Sebelum 'Bubar', Panwaslu Janji Selesaikan Semua Kasus Pemilu
Jumat, 03 Sep 2004 22:32 WIB
Yogyakarta - Panitia Pengawas Pemilu (Panwaslu) berjanji akan menyelesaikan semua kasus pelanggaran pemilu baik legislatif maupun pemilu presiden (pilpres) sebelum habis masa jabatannya. Masa jabatan Panwaslu akan berakhir pada 20 November 2004."Sebagai tanggung jawab Panwaslu, semua kasus akan kita selesaikan sebelum Panwaslu bubar," ujar anggota Panwaslu Didik Supriyanto kepada wartawan usai Rakernas Panwaslu se-Indonesia di Hotel Inna Garuda Jl. Malioboro, Yogyakarta, Jumat (3/9/2004).Menurut Didik, saat ini ada 405 kasus anggota dewan terpilih yang bermasalah. Meski menurut KPU, sebagian dari anggota dewan yang bermasalah itu sudah diselesaikan, Panwaslu meyakini masih ada sekitar 300 kasus yang belum selesai. "Dari 405 anggota dewan terpilih yang bermasalah, kasus yang paling banyak adalah soal ijazah palsu dan masalah pendidikan mencapai 83 persen.
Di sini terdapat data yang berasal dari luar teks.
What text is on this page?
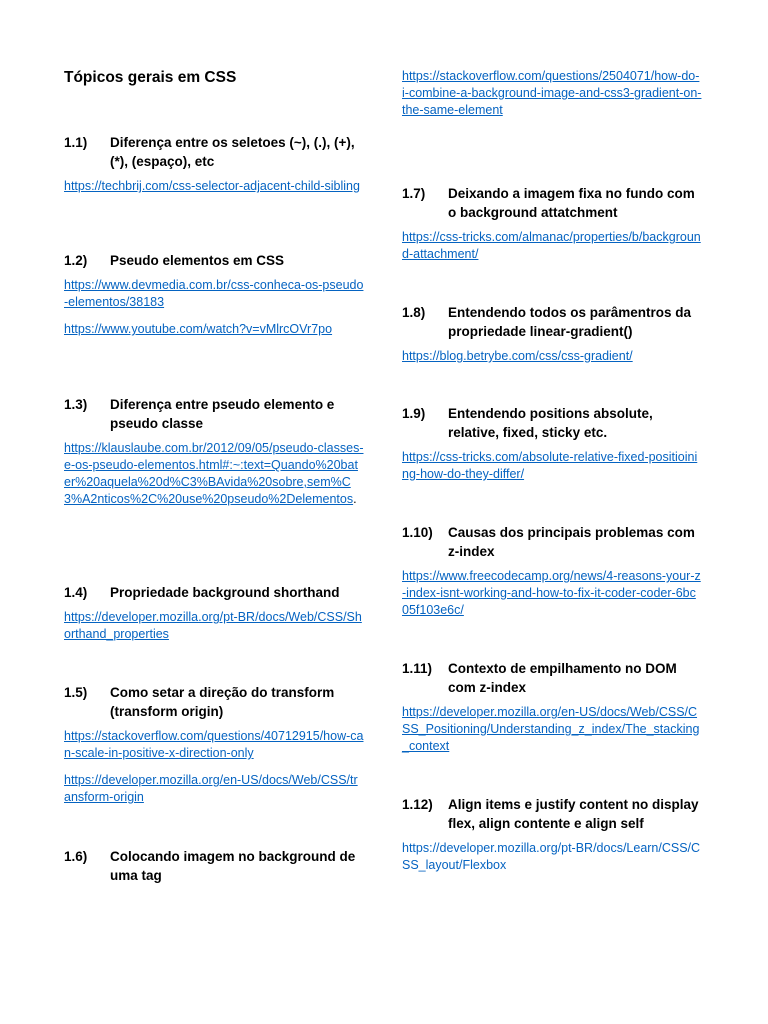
Tópicos gerais em CSS
1.1)	Diferença entre os seletoes (~), (.), (+), (*), (espaço), etc
https://techbrij.com/css-selector-adjacent-child-sibling
1.2)	Pseudo elementos em CSS
https://www.devmedia.com.br/css-conheca-os-pseudo-elementos/38183
https://www.youtube.com/watch?v=vMlrcOVr7po
1.3)	Diferença entre pseudo elemento e pseudo classe
https://klauslaube.com.br/2012/09/05/pseudo-classes-e-os-pseudo-elementos.html#:~:text=Quando%20bater%20aquela%20d%C3%BAvida%20sobre,sem%C3%A2nticos%2C%20use%20pseudo%2Delementos.
1.4)	Propriedade background shorthand
https://developer.mozilla.org/pt-BR/docs/Web/CSS/Shorthand_properties
1.5)	Como setar a direção do transform (transform origin)
https://stackoverflow.com/questions/40712915/how-can-scale-in-positive-x-direction-only
https://developer.mozilla.org/en-US/docs/Web/CSS/transform-origin
1.6)	Colocando imagem no background de uma tag
https://stackoverflow.com/questions/2504071/how-do-i-combine-a-background-image-and-css3-gradient-on-the-same-element
1.7)	Deixando a imagem fixa no fundo com o background attatchment
https://css-tricks.com/almanac/properties/b/background-attachment/
1.8)	Entendendo todos os parâmentros da propriedade linear-gradient()
https://blog.betrybe.com/css/css-gradient/
1.9)	Entendendo positions absolute, relative, fixed, sticky etc.
https://css-tricks.com/absolute-relative-fixed-positioining-how-do-they-differ/
1.10)	Causas dos principais problemas com z-index
https://www.freecodecamp.org/news/4-reasons-your-z-index-isnt-working-and-how-to-fix-it-coder-coder-6bc05f103e6c/
1.11)	Contexto de empilhamento no DOM com z-index
https://developer.mozilla.org/en-US/docs/Web/CSS/CSS_Positioning/Understanding_z_index/The_stacking_context
1.12)	Align items e justify content no display flex, align contente e align self
https://developer.mozilla.org/pt-BR/docs/Learn/CSS/CSS_layout/Flexbox
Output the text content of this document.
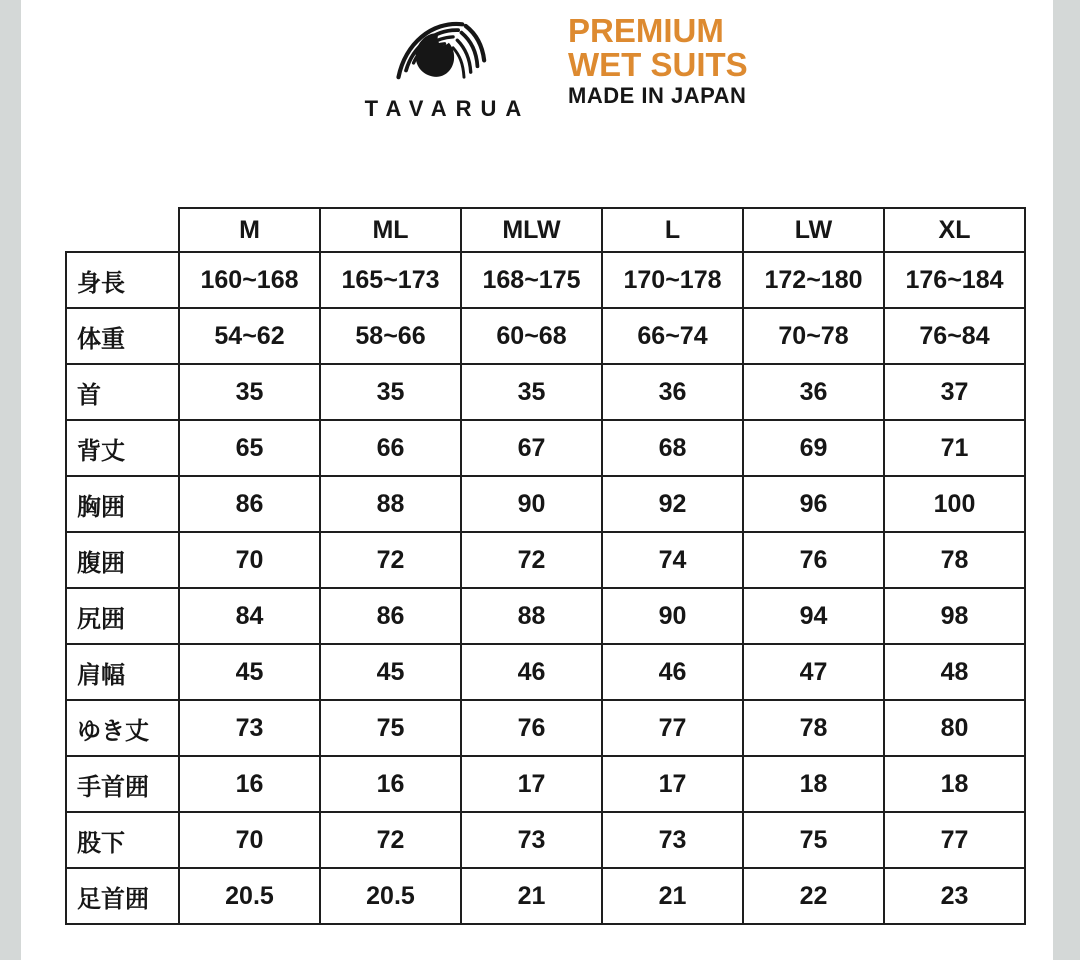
TAVARUA
PREMIUM
WET SUITS
MADE IN JAPAN
	M	ML	MLW	L	LW	XL
身長	160~168	165~173	168~175	170~178	172~180	176~184
体重	54~62	58~66	60~68	66~74	70~78	76~84
首	35	35	35	36	36	37
背丈	65	66	67	68	69	71
胸囲	86	88	90	92	96	100
腹囲	70	72	72	74	76	78
尻囲	84	86	88	90	94	98
肩幅	45	45	46	46	47	48
ゆき丈	73	75	76	77	78	80
手首囲	16	16	17	17	18	18
股下	70	72	73	73	75	77
足首囲	20.5	20.5	21	21	22	23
Sisanya mengenai persyaratan kesehatan, menyangkut status PNS (anggota dewan masih berstatus PNS) dan masalah domisili anggota dewan," katanya.Didik menyesalkan karena banyak anggota dewan terpilih bermasalah yang dilantik. "Meski ada mekanisme pergantian antar-waktu, jika nantinya sudah mempunyai kekuatan hukum yang sah yaitu anggota dewan bermasalah harus diganti," ungkapnya. Selain itu, Didik juga menyayangkan banyak kasus yang diajukan oleh Panwaslu divonis bebas pengadilan. Hingga saat ini, masih terdapat sekitar 900 kasus yang sudah dan sedang diproses di pengadilan. Namun dari kasus yang sudah divonis pengadilan, hampir 80 persen bebas."Kalau kasus-kasus yang bukti-buktinya tidak cukup kemudian di vonis bebas, kami bisa memahami. Tetapi kasus yang kita ajukan dengan bukti-bukti lengkap, ternyata juga ada yang divonis bebas. Kami tidak tahu mengapa itu bisa terjadi. Ini bisa terjadi karena ketidakkonsistenan antara keputusan KPU di daerah dengan di pusat meski bukti-buktinya cukup kuat," kata Didik.